Background Renal transplant patients receiving combined immunosuppressive agents showed markedly low rates of in-stent restenosis and MACE after coronary revascularization with BMS. The use of DES has reduced the rates of clinical and angiographic restenosis. The occurrence of late or very late stent thrombosis among DES treated patients has been described. The purpose of this study was to assess the role of DES in renal transplant patients who underwent percutaneous coronary stenting.

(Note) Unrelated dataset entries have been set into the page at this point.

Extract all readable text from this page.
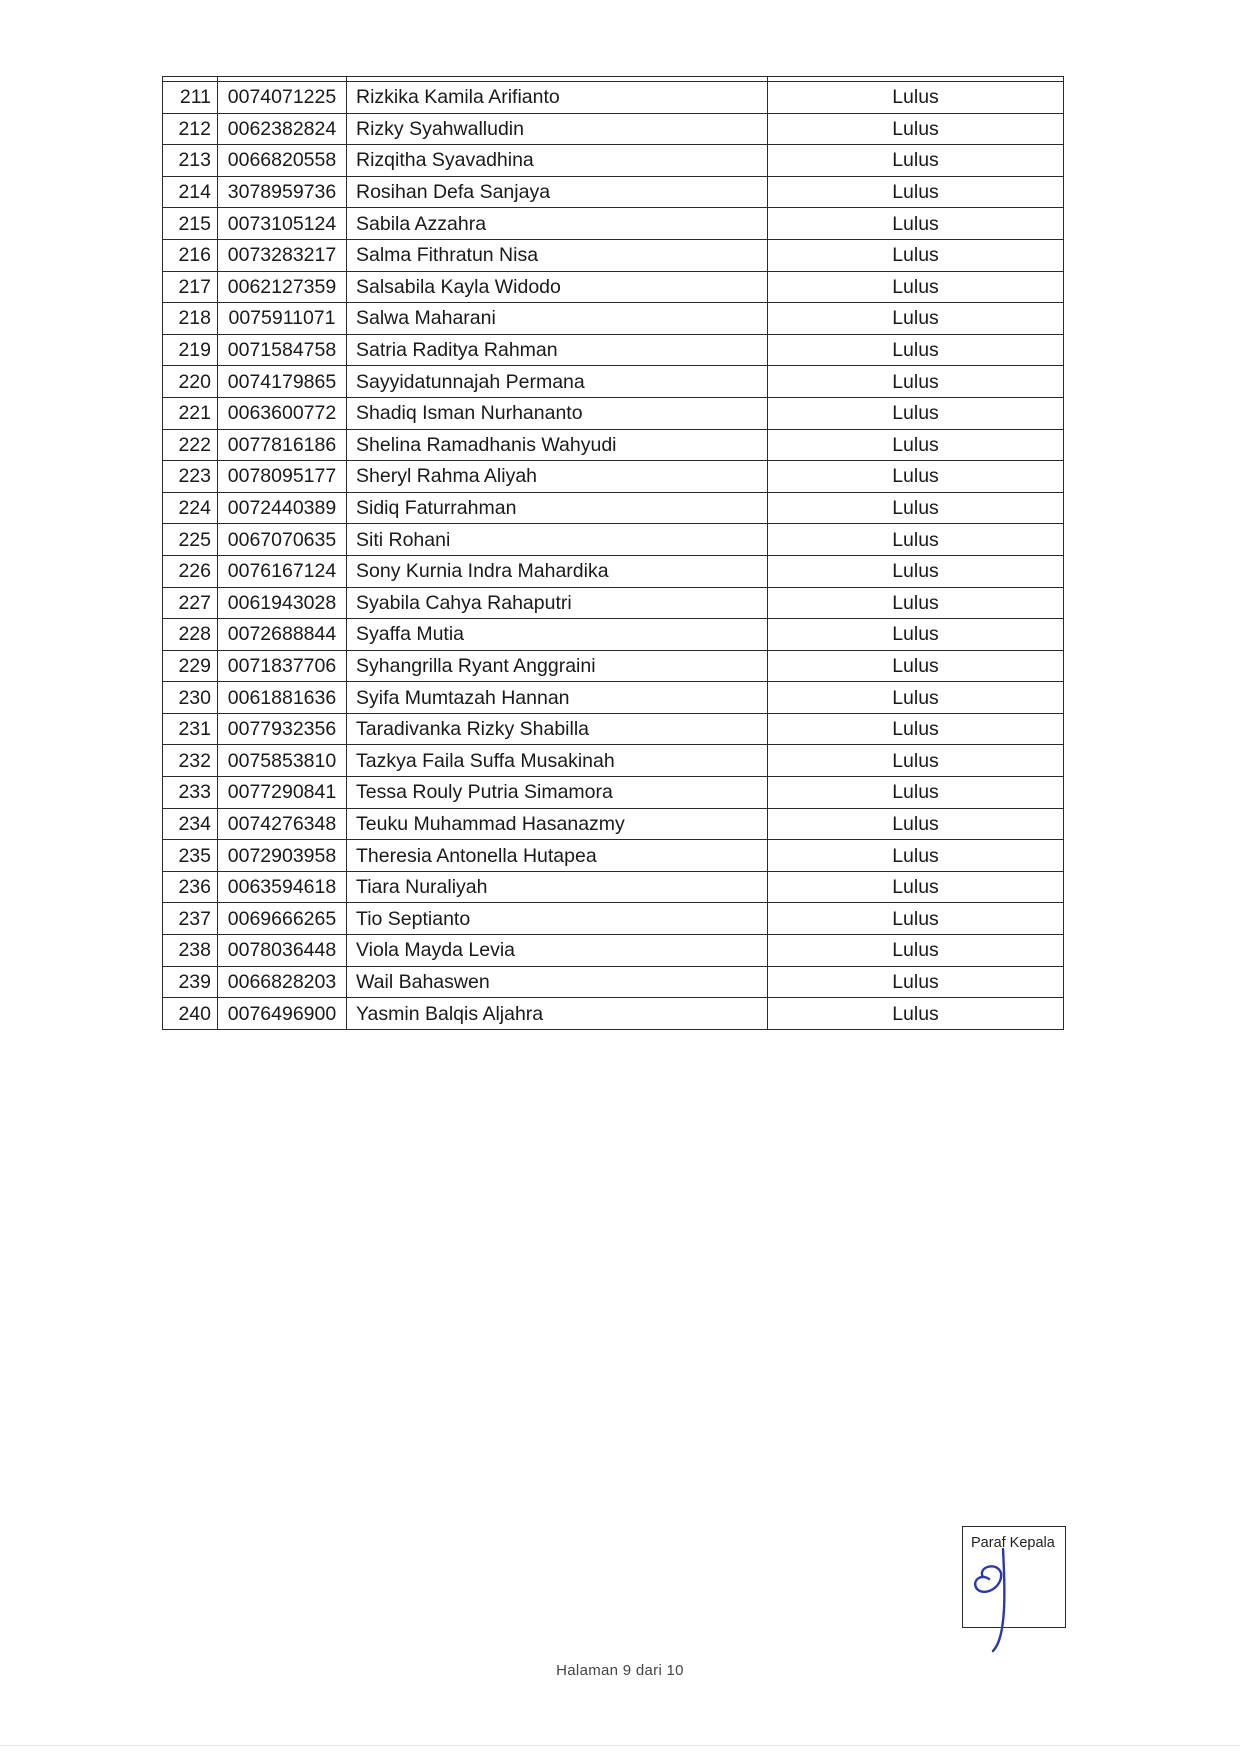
211	0074071225	Rizkika Kamila Arifianto	Lulus
212	0062382824	Rizky Syahwalludin	Lulus
213	0066820558	Rizqitha Syavadhina	Lulus
214	3078959736	Rosihan Defa Sanjaya	Lulus
215	0073105124	Sabila Azzahra	Lulus
216	0073283217	Salma Fithratun Nisa	Lulus
217	0062127359	Salsabila Kayla Widodo	Lulus
218	0075911071	Salwa Maharani	Lulus
219	0071584758	Satria Raditya Rahman	Lulus
220	0074179865	Sayyidatunnajah Permana	Lulus
221	0063600772	Shadiq Isman Nurhananto	Lulus
222	0077816186	Shelina Ramadhanis Wahyudi	Lulus
223	0078095177	Sheryl Rahma Aliyah	Lulus
224	0072440389	Sidiq Faturrahman	Lulus
225	0067070635	Siti Rohani	Lulus
226	0076167124	Sony Kurnia Indra Mahardika	Lulus
227	0061943028	Syabila Cahya Rahaputri	Lulus
228	0072688844	Syaffa Mutia	Lulus
229	0071837706	Syhangrilla Ryant Anggraini	Lulus
230	0061881636	Syifa Mumtazah Hannan	Lulus
231	0077932356	Taradivanka Rizky Shabilla	Lulus
232	0075853810	Tazkya Faila Suffa Musakinah	Lulus
233	0077290841	Tessa Rouly Putria Simamora	Lulus
234	0074276348	Teuku Muhammad Hasanazmy	Lulus
235	0072903958	Theresia Antonella Hutapea	Lulus
236	0063594618	Tiara Nuraliyah	Lulus
237	0069666265	Tio Septianto	Lulus
238	0078036448	Viola Mayda Levia	Lulus
239	0066828203	Wail Bahaswen	Lulus
240	0076496900	Yasmin Balqis Aljahra	Lulus
Paraf Kepala
Halaman 9 dari 10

Methods and Results We included 33 renal transplant patients with 45 coronary lesions underwent coronary stenting using BMS (BMS group) and 26 renal transplant patients with 44 lesions underwent coronary stenting using DES (DES group). The primary end point was incidence of angiographic binary restenosis and late loss. The secondary end point was incidence of major adverse cardiovascular events. The baseline clinical and angiographical characteristics were similar. In BMS group, the cyclosporine blood level at the time of procedure was 192.5±68 mg/day and 147.4±65.3 mg/day in DES group (p=0.732). The rate of ISR was 7.1% in BMS group and 9.4% in DES group (p=0.755). The mean late loss was 0.47±0.57 mm in BMS group compared to 0.29±0.70 mm in DES group (p=0.330). The overall rate of MACE was 6.1% in renal transplant group and 7.7% in DES group (p=0.805).
Conclusions Although DES insignificantly reduced late loss compared with BMS, the rates of ISR and MACE were not different between two groups. Renal transplant patients should be considered a low-risk group, with low ISR and MACE.